Un cri effroyable l’interrompit. Il se retourna, s’attendant à se trouver face à une horde de dragons.

Berem le regardait avec des yeux exorbités.

— Que se passe-t-il ? lui demanda Tanis. As-tu vu quelque chose ?

— Il n’a rien vu du tout, Demi-Elfe, dit Apoletta. Il a réagi au mot que j’ai prononcé : Neraka…

— Neraka ! Le Mal ! Le Mal suprême ! hurla Berem.

— C’est de là que tu viens, dit Tanis en avançant vers lui.

Berem secoua énergiquement la tête.

— Mais tu m’avais dit…

— Erreur ! murmura Berem. Je n’ai pas voulu dire Neraka, mais… Takar… Takar ! Voilà ce que je voulais dire…

— Mais tu as dit Neraka. Tu sais que la Reine des Ténèbres a un temple à Neraka ! dit gravement Apoletta.

— Vraiment ? s’étonna Berem. La Reine Noire aurait un temple à Neraka ? Mais ce n’est rien qu’un petit village. Mon village…, dit-il, plié en deux, se tenant l’estomac. Je ne me sens pas bien. Laissez-moi tranquille…

— Quel âge a-t-il ? demanda Apoletta en se tournant vers Tanis.

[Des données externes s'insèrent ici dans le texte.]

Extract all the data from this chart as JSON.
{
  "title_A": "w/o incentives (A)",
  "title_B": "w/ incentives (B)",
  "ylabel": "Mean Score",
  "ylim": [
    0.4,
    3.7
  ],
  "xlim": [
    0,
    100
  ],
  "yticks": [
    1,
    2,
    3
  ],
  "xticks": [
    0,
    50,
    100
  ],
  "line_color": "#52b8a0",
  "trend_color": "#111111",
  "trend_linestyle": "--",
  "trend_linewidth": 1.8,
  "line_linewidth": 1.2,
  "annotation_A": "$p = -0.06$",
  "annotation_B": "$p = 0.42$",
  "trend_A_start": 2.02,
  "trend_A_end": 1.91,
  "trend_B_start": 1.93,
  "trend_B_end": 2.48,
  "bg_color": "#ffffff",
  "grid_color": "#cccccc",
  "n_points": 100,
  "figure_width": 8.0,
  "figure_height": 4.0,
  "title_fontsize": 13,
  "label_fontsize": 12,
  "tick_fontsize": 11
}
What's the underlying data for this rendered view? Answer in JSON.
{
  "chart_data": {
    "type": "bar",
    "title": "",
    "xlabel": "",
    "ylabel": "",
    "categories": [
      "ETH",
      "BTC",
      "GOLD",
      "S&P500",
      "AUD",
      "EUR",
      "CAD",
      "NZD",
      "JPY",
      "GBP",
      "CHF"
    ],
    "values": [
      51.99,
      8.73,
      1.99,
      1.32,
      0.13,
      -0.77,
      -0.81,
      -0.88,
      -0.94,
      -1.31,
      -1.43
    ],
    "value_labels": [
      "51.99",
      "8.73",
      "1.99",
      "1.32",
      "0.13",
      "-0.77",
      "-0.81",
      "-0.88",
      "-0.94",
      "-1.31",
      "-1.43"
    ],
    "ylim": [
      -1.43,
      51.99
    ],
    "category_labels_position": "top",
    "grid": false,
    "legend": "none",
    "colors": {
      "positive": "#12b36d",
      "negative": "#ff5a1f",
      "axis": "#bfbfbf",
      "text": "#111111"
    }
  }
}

— Plus de trois cents ans, c’est du moins ce qu’il prétend, répondit le demi-elfe. Si on croit la moitié de ce qu’il raconte, ça en laisse encore cent cinquante, ce qui ne paraît guère plausible pour un humain.

— Tu sais, dit Apoletta, pour nous le temple de Neraka reste un mystère. Il est apparu après le Cataclysme. Et voilà un homme qui situe son histoire au même endroit et en même temps…

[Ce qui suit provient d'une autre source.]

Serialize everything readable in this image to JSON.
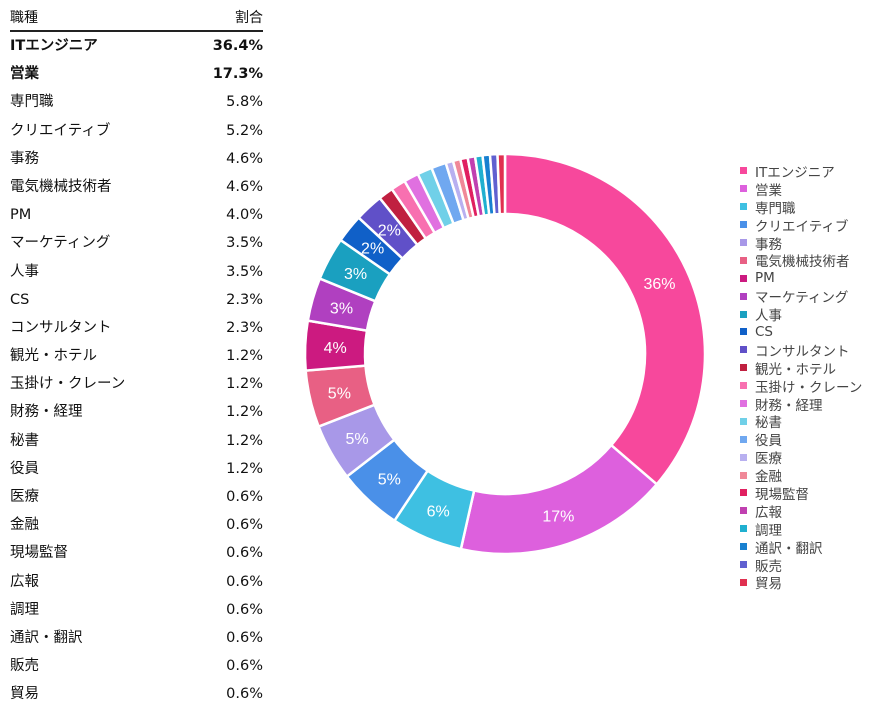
{
  "table": {
    "header": {
      "job": "職種",
      "ratio": "割合"
    },
    "rows": [
      {
        "job": "ITエンジニア",
        "ratio": "36.4%",
        "bold": true
      },
      {
        "job": "営業",
        "ratio": "17.3%",
        "bold": true
      },
      {
        "job": "専門職",
        "ratio": "5.8%"
      },
      {
        "job": "クリエイティブ",
        "ratio": "5.2%"
      },
      {
        "job": "事務",
        "ratio": "4.6%"
      },
      {
        "job": "電気機械技術者",
        "ratio": "4.6%"
      },
      {
        "job": "PM",
        "ratio": "4.0%"
      },
      {
        "job": "マーケティング",
        "ratio": "3.5%"
      },
      {
        "job": "人事",
        "ratio": "3.5%"
      },
      {
        "job": "CS",
        "ratio": "2.3%"
      },
      {
        "job": "コンサルタント",
        "ratio": "2.3%"
      },
      {
        "job": "観光・ホテル",
        "ratio": "1.2%"
      },
      {
        "job": "玉掛け・クレーン",
        "ratio": "1.2%"
      },
      {
        "job": "財務・経理",
        "ratio": "1.2%"
      },
      {
        "job": "秘書",
        "ratio": "1.2%"
      },
      {
        "job": "役員",
        "ratio": "1.2%"
      },
      {
        "job": "医療",
        "ratio": "0.6%"
      },
      {
        "job": "金融",
        "ratio": "0.6%"
      },
      {
        "job": "現場監督",
        "ratio": "0.6%"
      },
      {
        "job": "広報",
        "ratio": "0.6%"
      },
      {
        "job": "調理",
        "ratio": "0.6%"
      },
      {
        "job": "通訳・翻訳",
        "ratio": "0.6%"
      },
      {
        "job": "販売",
        "ratio": "0.6%"
      },
      {
        "job": "貿易",
        "ratio": "0.6%"
      }
    ]
  },
  "chart_data": {
    "type": "pie",
    "style": "donut",
    "legend_position": "right",
    "categories": [
      "ITエンジニア",
      "営業",
      "専門職",
      "クリエイティブ",
      "事務",
      "電気機械技術者",
      "PM",
      "マーケティング",
      "人事",
      "CS",
      "コンサルタント",
      "観光・ホテル",
      "玉掛け・クレーン",
      "財務・経理",
      "秘書",
      "役員",
      "医療",
      "金融",
      "現場監督",
      "広報",
      "調理",
      "通訳・翻訳",
      "販売",
      "貿易"
    ],
    "values": [
      36.4,
      17.3,
      5.8,
      5.2,
      4.6,
      4.6,
      4.0,
      3.5,
      3.5,
      2.3,
      2.3,
      1.2,
      1.2,
      1.2,
      1.2,
      1.2,
      0.6,
      0.6,
      0.6,
      0.6,
      0.6,
      0.6,
      0.6,
      0.6
    ],
    "data_labels": [
      "36%",
      "17%",
      "6%",
      "5%",
      "5%",
      "5%",
      "4%",
      "3%",
      "3%",
      "2%",
      "2%",
      "",
      "",
      "",
      "",
      "",
      "",
      "",
      "",
      "",
      "",
      "",
      "",
      ""
    ],
    "colors": [
      "#f7489c",
      "#dd60dd",
      "#3ec0e2",
      "#4a90e8",
      "#a898e8",
      "#e86084",
      "#cc1a80",
      "#b040c0",
      "#1aa0c0",
      "#1060c8",
      "#6050c8",
      "#c02040",
      "#f870b0",
      "#e070e0",
      "#70d0e8",
      "#70a8f0",
      "#b8b0f0",
      "#f08898",
      "#e02060",
      "#c040b0",
      "#20b0d0",
      "#1880d0",
      "#6060d0",
      "#e03050"
    ]
  }
}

— Bizarre…, fit Tanis en regardant pensivement Berem.

— Ce n’est peut-être qu’une coïncidence, mais si on remonte assez loin, on retrouve les fils qui font la trame du destin. Du moins est-ce l’avis de mon époux.

— Coïncidence ou pas, je ne me vois pas aller au temple de la Reine Noire lui demander pourquoi elle recherche l’Homme à la Gemme Verte.

— Évidemment, admit Apoletta. J’ai cependant du mal à croire qu’elle ait acquis une telle puissance. Que faisaient les bons dragons pendant ce temps ?

— Les bons dragons ! Quels bons dragons ?

Apoletta le regarda avec stupéfaction.

— Eh bien, les bons dragons, quoi ! Les dragons d’or, les dragons d’argent et les dragons de bronze. Et les Lancedragons. Les dragons d’argent vous ont sûrement donné celles qu’ils avaient dans leur donjon…

— Je n’ai jamais entendu parler de dragons d’argent, répondit Tanis, sauf dans la vieille chanson de geste de Huma. Idem pour les Lancedragons. Nous les avons cherchées en vain pendant si longtemps que j’ai fini par croire qu’elles n’existaient que dans les contes.

— Je n’aime pas ça, dit Apoletta, toute pâle. Il y a quelque chose qui cloche. Pourquoi les bons dragons ne se sont-ils pas lancés dans la bataille ? J’ai négligé les rumeurs annonçant le retour des dragons marins ; je savais que les bons dragons ne le toléreraient jamais. Mais si tu dis vrai, Demi-Elfe, je crains que mon peuple ne soit en danger. (Elle tendit l’oreille.) Ah ! voilà mon époux qui ramène tes amis. Nous discuterons de cette histoire avec mon peuple.